Damage caps and tort reform are essentially limits on the power and authority of juries in this country, interfering with one of our fundamental constitutional rights.
But there are really no data to support solving what is really an insurance problem for doctors with such a drastic measure. For starters, the volcanic eruptions in malpractice insurance premiums that have occurred three times in the last 30 years have all been caused by insurance company business practices and the investment cycle, not runaway juries.
Insurance companies make most of their money off of investments, and when the economy has a downturn and interest rates drop, insurers always respond by dramatically increasing rates.
This increase is compounded by the underpricing of policies that goes on during the price war that occurs when companies are profiting from their investments.
The response from insurers is always the same: Blame the lawyers, it's not our fault. It's simply not believable that juries have awarded large verdicts during the periods of each of those economic downturns but have stopped for the 10-15 years between these cycles. And it's not true.
Let's consider what insurers are actually paying out, since they are the ones that are raising premiums on physicians.
After adjustment of malpractice insurance payouts for inflation and for the number of doctors, payouts have stayed fairly constant over the last decade.
The average payout for insurers is about $ 30,000 per claim. The average payout when money is awarded is about $ 107,000. Overall, the total payout for medical malpractice insurers in the United States is about $ 4 billion a year, which is about half of what we spend annually on cat and dog food.
Meanwhile, in the last year, profits for insurers have skyrocketed to nearly 1,000%, according to data published in trade publications.

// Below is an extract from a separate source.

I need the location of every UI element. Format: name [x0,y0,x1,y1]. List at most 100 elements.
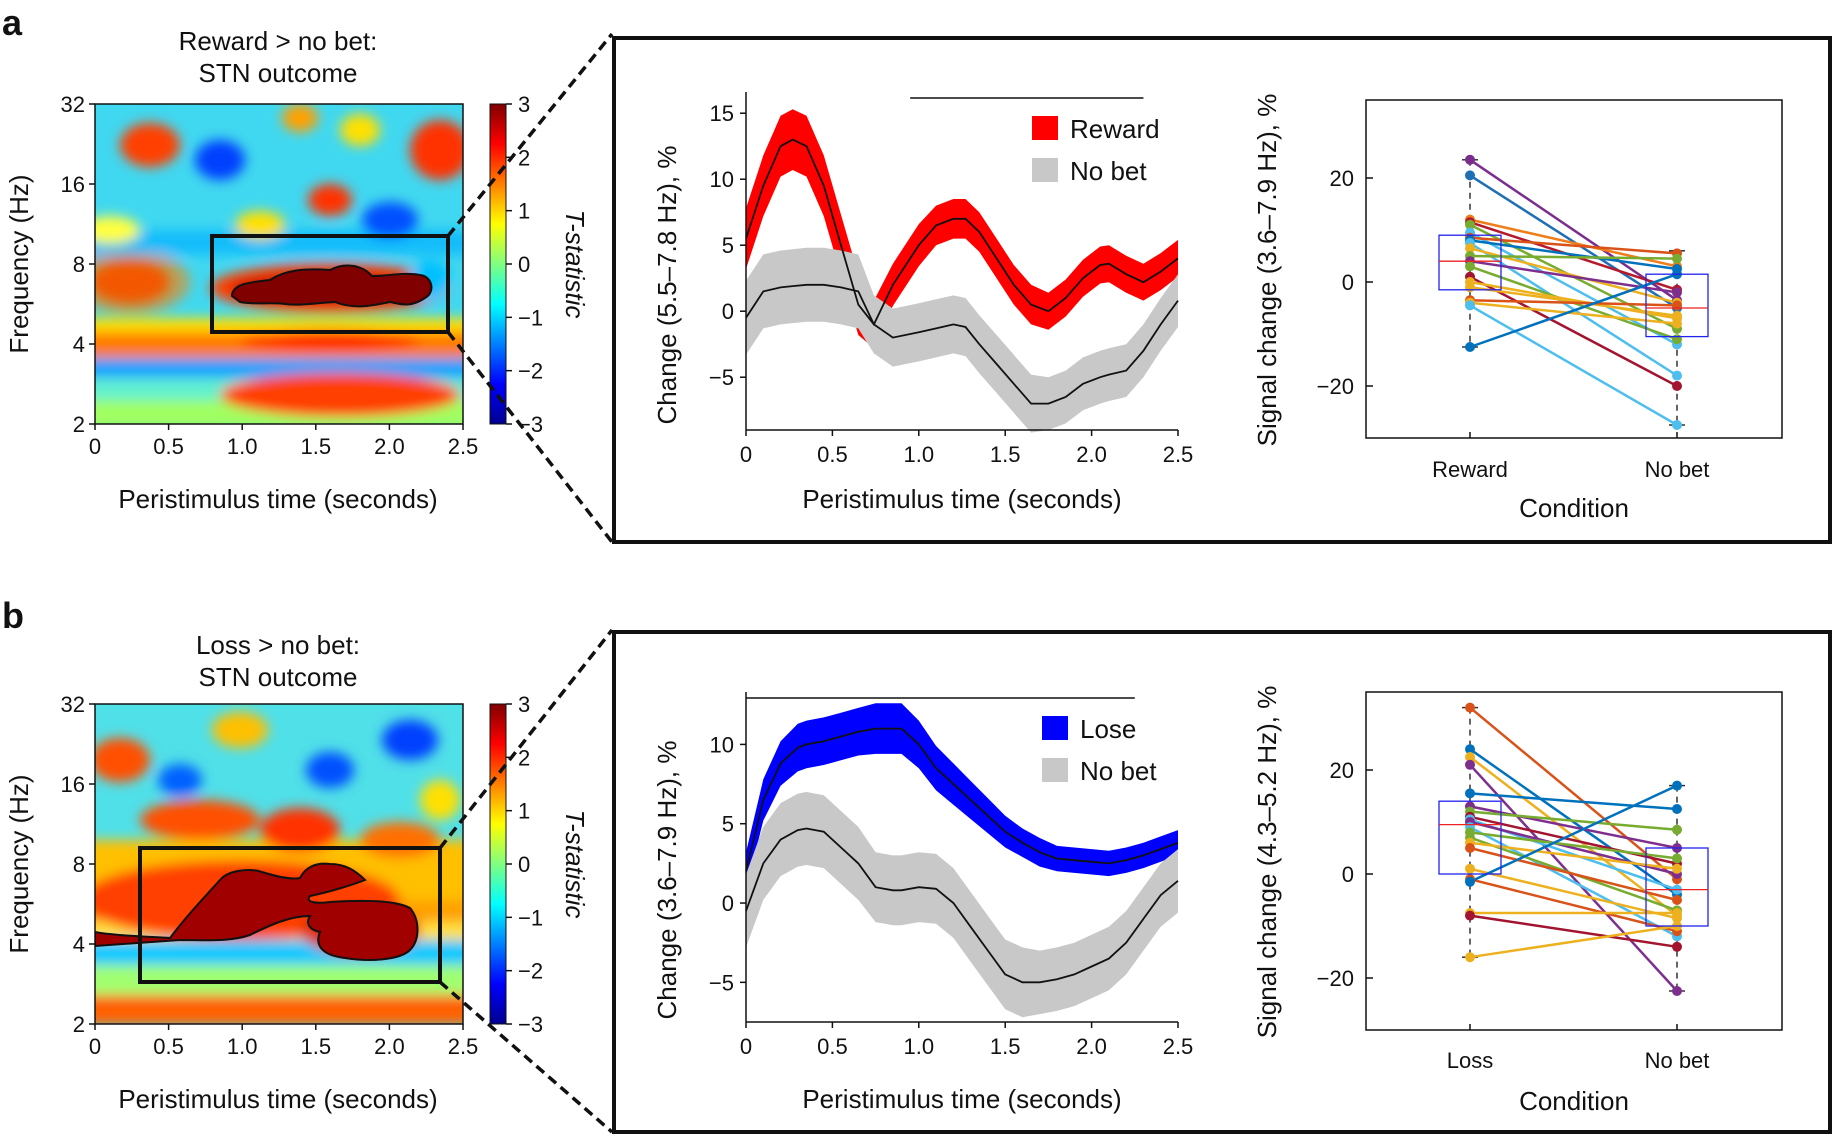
paired-b-category-2: No bet [1645,1048,1710,1073]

We know that the current crisis is an insurance problem. We know that juries and patients are not the problem here. And we know that rates will not come down by capping damages.
There is little evidence of a physician exodus or dramatic increases in defensive medicine, according to a study published in August by the National Bureau of Economic Research. The group also found that premiums have no connection to claims and payouts by insurers.
And states that have enacted damage caps aren't seeing relief from rising premiums. In Ohio, where caps were enacted in 2003, the five largest insurers immediately sought a rate hike. The same thing happened in Oklahoma. In Texas, the major insurer there had increased rates 147% since 1999, and following the enactment of damage caps only offered to reduce rates by 12% in January, and then another 5%.
It's not working because what's driving this crisis is not the legal system. What's driving this crisis is the business and accounting practices of the insurance industry.
The surefire way to reduce rates is through insurance reform. This is working in California, where residents passed Proposition 103. That law allows consumers to ask for a hearing for any rate increase greater than 15%. A local consumer group did just that and was able to force down rates three times in the last year.
Trying to address this problem by attacking patient rights will not only have devastating consequences for many catastrophically injured children, it will have absolutely no impact on insurance rates for doctors.
Joanne Doroshow is an attorney and the executive director of the Center for Justice and Democracy, based in New York City.